VIII. Notching of the Scapula After Reverse Arthroplasty. A Concern?
G. Walch, MD, Ch. Lévigne, MD, A. Young, MD
Scapular notching has been classified into 5 grades by Sirveaux and Nerot: Grade 0 = No notch; Grade 1 = the defect concerns only the pillar; Grade 2 = contact with the lower screw of the baseplate; Grade 3 = extension over the lower screw; and Grade 4 = extension reaches the central peg (15).
Pathogenesis and Progression
Notching has been recognized as a consequence of a mechanical impingement between the humeral part and the lateral pillar of the scapula (2,3,15). Chemical osteolysis could be associated because of PE wear debris as a consequence of this mechanical impingement. Progression is controversial: some authors have reported that it appears during the first year and then stabilizes (14); whereas for others the frequency and the severity of notching have been observed to increase with time (11).
None has been reported regarding pain, Constant score and range of motion in most of the publications (9,10). Sirveaux et al were the only group to report a significant clinical influence (16).
How to avoid it
— Glenoid height: the base plate must be implanted low enough to have the sphere overhanging the inferior part of the scapula (13,14). Kelly et al proposed the 12mm rule with the Grammont type prosthesis in order to anticipate the obliquity of the scapula lateral pillar and the reaming (7).
— Tilt of the sphere: Inferior tilt of the sphere prevents contact between humerus and scapula in adduction. Some authors (13,14)) do not recognize a biomechanical or clinical influence of inferior tilt. Although inferior positioning is the most important factor, inferior tilting may help to prevent notching, moreover inferior tilting helps to prevent at any cost superior tilting which is always detrimental for notching and baseplate stability (12).
— Lateralization of the sphere: The lateralization may be part of the sphere design (5,8) or related to bone graft (1). It seems that the frequency of notching decreases with the amount of lateralization. Excessive lateralization may cause glenoid loosening due to the lever arm on the glenoid anchorage.
— Eccentric spheres are another option to lower the position of the sphere and clear the lateral scapular pillar (6).
— Decreased inclination angle: with 155° inclination of the humeral cup, the Grammont type design increases the potential for contact between the humerus and scapula.
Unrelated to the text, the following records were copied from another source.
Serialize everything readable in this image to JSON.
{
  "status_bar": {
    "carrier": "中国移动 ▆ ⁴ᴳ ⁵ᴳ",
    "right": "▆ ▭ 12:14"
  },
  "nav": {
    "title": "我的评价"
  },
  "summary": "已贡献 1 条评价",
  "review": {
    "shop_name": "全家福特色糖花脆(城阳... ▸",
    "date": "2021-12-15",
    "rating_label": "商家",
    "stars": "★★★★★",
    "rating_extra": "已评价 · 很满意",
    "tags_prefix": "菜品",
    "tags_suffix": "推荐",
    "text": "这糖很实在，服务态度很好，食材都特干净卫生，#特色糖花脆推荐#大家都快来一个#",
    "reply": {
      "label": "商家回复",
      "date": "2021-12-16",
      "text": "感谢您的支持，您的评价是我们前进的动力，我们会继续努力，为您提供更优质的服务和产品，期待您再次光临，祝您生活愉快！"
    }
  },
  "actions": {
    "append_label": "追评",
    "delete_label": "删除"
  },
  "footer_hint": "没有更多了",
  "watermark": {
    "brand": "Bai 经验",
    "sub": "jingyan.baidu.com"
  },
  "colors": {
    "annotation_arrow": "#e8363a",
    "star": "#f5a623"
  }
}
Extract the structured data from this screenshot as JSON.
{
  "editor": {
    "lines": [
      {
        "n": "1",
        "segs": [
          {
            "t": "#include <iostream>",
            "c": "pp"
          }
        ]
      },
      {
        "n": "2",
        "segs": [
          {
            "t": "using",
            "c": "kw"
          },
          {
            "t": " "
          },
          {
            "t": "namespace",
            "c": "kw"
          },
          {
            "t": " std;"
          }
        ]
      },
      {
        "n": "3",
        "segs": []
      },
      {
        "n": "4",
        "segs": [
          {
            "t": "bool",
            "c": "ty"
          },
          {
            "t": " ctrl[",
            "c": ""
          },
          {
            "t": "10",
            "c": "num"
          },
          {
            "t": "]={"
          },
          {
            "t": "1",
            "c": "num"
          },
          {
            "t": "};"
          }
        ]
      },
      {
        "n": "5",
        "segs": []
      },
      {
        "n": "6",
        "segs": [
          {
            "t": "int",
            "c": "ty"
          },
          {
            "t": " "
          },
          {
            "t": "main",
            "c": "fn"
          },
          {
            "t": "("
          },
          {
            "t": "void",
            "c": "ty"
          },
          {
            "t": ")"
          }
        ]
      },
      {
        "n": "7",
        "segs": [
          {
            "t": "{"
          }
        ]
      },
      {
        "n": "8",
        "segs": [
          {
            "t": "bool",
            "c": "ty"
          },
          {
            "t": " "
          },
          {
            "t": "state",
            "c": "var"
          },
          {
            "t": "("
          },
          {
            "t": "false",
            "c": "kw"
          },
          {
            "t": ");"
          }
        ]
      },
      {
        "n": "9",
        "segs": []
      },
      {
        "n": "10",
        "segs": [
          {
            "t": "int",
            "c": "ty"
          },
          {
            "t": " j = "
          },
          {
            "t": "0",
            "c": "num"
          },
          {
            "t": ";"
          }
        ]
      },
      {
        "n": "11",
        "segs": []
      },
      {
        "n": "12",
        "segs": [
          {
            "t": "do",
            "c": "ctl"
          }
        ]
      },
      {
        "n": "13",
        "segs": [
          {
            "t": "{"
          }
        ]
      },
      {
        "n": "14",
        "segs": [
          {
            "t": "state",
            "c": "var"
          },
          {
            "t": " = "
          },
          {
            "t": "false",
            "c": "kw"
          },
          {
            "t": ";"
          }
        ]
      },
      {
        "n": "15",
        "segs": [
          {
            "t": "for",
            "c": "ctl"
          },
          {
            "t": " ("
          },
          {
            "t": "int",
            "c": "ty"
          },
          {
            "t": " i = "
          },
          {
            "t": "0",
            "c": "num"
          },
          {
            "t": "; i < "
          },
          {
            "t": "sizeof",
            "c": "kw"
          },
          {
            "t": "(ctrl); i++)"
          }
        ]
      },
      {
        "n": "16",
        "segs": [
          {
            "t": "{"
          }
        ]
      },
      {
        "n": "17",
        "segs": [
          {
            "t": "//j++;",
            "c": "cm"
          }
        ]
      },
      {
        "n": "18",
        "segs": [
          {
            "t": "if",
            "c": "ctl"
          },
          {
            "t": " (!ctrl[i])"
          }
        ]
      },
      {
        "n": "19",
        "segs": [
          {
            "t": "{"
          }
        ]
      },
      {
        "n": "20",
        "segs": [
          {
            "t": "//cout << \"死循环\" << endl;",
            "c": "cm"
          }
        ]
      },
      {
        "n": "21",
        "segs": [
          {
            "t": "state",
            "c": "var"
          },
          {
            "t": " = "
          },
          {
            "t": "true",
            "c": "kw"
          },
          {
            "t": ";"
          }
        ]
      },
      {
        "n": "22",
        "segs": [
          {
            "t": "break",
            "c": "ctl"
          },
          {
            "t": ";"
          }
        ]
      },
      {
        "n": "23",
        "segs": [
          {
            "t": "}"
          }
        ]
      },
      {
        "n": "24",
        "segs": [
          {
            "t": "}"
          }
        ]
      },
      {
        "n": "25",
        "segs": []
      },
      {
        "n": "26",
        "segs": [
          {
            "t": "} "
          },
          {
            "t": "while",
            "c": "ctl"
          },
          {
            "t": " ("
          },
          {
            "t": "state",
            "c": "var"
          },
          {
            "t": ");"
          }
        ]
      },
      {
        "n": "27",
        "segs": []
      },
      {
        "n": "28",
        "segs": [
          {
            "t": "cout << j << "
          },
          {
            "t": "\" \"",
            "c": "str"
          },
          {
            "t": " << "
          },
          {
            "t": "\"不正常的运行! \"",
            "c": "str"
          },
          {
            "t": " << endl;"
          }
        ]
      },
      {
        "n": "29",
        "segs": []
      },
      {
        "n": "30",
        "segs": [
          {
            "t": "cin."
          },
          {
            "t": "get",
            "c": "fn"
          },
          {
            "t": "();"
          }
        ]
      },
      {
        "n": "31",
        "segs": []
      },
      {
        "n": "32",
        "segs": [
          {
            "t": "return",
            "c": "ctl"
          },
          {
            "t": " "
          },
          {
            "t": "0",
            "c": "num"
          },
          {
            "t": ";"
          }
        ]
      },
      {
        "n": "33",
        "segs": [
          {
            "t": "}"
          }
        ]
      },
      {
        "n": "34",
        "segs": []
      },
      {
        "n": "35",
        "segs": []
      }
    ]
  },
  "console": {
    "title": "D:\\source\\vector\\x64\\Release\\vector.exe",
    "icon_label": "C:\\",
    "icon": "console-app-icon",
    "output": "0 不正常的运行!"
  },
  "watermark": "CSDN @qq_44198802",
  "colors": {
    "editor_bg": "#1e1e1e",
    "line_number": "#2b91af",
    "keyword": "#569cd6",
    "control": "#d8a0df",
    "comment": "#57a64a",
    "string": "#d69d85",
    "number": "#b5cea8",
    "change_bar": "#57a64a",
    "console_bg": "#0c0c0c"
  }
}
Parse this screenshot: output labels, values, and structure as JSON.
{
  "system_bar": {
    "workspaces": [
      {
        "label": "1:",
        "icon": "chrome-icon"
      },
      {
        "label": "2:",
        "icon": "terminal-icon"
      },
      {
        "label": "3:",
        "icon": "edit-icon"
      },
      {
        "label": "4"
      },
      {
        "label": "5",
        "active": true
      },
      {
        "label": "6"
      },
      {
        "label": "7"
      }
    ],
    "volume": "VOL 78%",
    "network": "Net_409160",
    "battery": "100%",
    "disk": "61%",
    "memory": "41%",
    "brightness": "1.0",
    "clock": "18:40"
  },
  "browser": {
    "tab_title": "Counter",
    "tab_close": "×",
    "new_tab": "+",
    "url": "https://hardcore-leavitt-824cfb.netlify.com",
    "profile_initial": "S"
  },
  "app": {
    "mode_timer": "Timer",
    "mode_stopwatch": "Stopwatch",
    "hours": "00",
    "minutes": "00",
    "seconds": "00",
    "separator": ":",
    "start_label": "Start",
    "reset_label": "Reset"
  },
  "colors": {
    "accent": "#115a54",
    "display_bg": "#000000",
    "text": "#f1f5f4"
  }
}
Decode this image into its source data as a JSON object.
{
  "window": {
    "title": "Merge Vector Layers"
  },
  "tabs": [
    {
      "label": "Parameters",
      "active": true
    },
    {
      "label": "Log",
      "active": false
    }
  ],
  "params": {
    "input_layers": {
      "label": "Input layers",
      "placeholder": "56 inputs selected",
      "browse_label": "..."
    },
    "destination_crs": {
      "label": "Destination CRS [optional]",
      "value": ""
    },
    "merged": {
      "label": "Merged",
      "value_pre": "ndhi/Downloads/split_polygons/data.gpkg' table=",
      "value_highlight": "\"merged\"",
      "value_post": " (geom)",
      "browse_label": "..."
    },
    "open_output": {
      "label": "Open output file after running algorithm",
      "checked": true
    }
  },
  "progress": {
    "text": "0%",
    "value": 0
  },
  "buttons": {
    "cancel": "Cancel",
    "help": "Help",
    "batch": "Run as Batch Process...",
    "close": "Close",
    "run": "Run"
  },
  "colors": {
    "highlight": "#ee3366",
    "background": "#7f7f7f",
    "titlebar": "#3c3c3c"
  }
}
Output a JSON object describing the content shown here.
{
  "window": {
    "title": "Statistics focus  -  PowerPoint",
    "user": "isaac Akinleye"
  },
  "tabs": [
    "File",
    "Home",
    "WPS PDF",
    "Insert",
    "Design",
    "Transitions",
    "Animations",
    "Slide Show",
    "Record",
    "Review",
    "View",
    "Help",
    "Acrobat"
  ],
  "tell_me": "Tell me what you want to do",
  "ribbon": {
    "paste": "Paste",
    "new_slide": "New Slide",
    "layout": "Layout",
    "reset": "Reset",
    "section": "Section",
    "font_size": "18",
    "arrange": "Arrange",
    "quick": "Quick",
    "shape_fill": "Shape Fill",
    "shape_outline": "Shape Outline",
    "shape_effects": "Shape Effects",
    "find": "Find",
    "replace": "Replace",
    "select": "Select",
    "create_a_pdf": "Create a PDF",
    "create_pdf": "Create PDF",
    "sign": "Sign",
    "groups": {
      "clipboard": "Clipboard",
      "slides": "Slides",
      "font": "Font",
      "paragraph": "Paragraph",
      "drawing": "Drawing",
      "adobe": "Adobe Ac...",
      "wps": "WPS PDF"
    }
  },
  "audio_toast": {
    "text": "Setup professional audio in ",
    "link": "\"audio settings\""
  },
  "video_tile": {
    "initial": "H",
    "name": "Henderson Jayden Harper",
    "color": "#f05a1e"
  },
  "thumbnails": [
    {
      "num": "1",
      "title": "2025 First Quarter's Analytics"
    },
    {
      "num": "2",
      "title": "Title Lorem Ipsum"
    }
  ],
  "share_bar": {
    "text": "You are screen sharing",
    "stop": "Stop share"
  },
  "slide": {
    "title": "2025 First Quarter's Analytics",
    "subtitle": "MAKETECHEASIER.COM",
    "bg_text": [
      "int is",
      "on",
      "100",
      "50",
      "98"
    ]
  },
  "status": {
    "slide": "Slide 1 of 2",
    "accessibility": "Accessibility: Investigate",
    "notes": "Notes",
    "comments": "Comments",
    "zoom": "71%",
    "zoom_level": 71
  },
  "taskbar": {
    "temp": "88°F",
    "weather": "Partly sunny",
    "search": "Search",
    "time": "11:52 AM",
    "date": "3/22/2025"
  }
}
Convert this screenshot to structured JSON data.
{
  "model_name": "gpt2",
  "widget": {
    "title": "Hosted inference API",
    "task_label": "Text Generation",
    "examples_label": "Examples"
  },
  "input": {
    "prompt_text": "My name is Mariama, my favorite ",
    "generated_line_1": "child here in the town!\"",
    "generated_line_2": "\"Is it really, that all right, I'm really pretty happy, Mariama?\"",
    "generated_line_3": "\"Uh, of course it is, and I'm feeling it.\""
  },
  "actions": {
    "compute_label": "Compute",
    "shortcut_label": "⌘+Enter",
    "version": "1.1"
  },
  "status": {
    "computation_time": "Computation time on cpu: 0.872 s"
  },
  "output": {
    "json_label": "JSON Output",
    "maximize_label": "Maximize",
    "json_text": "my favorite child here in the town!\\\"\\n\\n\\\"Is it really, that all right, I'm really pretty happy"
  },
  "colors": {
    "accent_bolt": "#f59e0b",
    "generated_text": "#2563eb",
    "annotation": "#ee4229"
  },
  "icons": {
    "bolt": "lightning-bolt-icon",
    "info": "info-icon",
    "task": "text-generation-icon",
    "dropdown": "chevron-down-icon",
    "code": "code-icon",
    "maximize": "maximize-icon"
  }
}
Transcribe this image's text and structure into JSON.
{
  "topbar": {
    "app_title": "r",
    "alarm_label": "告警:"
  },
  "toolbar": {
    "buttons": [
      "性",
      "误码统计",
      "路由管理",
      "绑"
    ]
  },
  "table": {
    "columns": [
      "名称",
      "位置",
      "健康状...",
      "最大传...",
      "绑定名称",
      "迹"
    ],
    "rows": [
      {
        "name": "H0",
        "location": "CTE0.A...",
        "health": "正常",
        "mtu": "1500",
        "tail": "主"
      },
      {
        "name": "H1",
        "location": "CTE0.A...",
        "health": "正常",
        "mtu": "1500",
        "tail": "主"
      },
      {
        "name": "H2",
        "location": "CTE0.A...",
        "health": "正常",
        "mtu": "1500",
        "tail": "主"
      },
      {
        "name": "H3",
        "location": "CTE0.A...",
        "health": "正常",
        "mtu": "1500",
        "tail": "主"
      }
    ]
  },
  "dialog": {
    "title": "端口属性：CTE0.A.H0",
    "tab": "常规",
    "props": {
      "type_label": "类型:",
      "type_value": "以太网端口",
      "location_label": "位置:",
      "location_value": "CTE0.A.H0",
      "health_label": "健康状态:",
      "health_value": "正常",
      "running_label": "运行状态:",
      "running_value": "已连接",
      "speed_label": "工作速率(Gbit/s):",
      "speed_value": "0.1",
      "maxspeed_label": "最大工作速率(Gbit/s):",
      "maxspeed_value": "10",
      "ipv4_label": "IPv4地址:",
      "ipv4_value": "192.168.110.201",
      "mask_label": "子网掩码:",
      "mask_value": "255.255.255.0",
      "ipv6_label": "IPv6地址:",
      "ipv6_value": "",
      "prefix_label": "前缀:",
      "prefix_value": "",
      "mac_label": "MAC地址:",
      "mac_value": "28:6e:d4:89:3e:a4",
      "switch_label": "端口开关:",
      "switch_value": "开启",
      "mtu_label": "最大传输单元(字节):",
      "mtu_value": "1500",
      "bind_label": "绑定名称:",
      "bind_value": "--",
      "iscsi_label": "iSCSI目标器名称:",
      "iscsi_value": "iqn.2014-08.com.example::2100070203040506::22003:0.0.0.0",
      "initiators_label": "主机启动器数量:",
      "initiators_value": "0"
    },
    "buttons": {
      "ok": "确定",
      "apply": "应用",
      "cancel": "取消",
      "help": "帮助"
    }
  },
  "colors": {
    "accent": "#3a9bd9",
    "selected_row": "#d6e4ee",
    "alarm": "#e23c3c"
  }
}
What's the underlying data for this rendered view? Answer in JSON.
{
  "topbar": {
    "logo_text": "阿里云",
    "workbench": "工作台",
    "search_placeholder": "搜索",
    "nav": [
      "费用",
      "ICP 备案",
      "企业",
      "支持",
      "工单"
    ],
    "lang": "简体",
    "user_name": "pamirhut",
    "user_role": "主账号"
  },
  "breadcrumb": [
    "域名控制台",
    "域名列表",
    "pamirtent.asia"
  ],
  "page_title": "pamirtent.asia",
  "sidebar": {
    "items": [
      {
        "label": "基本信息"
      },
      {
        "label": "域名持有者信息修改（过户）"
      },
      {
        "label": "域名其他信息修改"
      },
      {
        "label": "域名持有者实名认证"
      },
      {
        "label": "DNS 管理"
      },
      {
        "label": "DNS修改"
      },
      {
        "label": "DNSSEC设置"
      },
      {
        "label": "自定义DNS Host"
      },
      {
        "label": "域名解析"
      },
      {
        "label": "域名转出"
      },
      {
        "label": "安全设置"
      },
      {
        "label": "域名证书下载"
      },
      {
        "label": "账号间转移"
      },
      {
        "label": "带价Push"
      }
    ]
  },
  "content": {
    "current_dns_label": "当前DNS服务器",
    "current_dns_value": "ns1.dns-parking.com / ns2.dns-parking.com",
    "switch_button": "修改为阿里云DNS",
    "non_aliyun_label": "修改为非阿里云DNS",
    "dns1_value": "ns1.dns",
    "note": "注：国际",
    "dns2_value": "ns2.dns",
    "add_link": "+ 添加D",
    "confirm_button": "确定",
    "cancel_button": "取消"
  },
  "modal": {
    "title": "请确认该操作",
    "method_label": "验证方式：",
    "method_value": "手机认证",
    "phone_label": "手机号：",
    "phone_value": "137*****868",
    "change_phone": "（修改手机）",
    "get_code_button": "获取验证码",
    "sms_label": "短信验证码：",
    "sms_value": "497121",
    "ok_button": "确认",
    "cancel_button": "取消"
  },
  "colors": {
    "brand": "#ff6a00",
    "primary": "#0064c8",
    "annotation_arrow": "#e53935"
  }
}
A lower inclination angle significantly decreases this risk (6,8) but increases the risk of prosthetic instability.
— Deltopectoral approach: This approach allows better exposure of the inferior part of the glenoid to satisfactorily position the baseplate. It is recognized that it is more difficult to implant the baseplate inferiorly with downward tilt using a superolateral approach (10,11).
— Preoperative superior erosion of the glenoid: The preoperative type of the glenoid erosion (types E2 and E3 according to Favard (4)) influences surgical positioning of the baseplate(12). Spontaneous upward rotation of the scapula in the coronal plane has also been recognized as a risk factor for notching because of the resulting inappropriate superior tilt of the glenoid side.
— Larger glenosphere (42mm diameter): Guttierez et all showed in a computerized model that increased glenosphere diameter resulted in greater “impingement free” range of motion (6).
— Surgeon Experience: Rather than trying to solve the problem with one major effect (lateralization, inclination, glenoid height...) it is probably better (and less risky) to use a little bit of everything, i.e. 3 to 4 mm lateralization, 3 to 4 mm inferior overhanging, 10° inferior tilt, 145° inclination angle...
Although no definite relationship has been established between scapular notching and glenoid loosening in Reverse Shoulder Arthroplasty, and notching does not influence the long term follow-up (>10 years) of the reverse prosthesis, notching has been recognized as a disturbing and worrying radiological sign.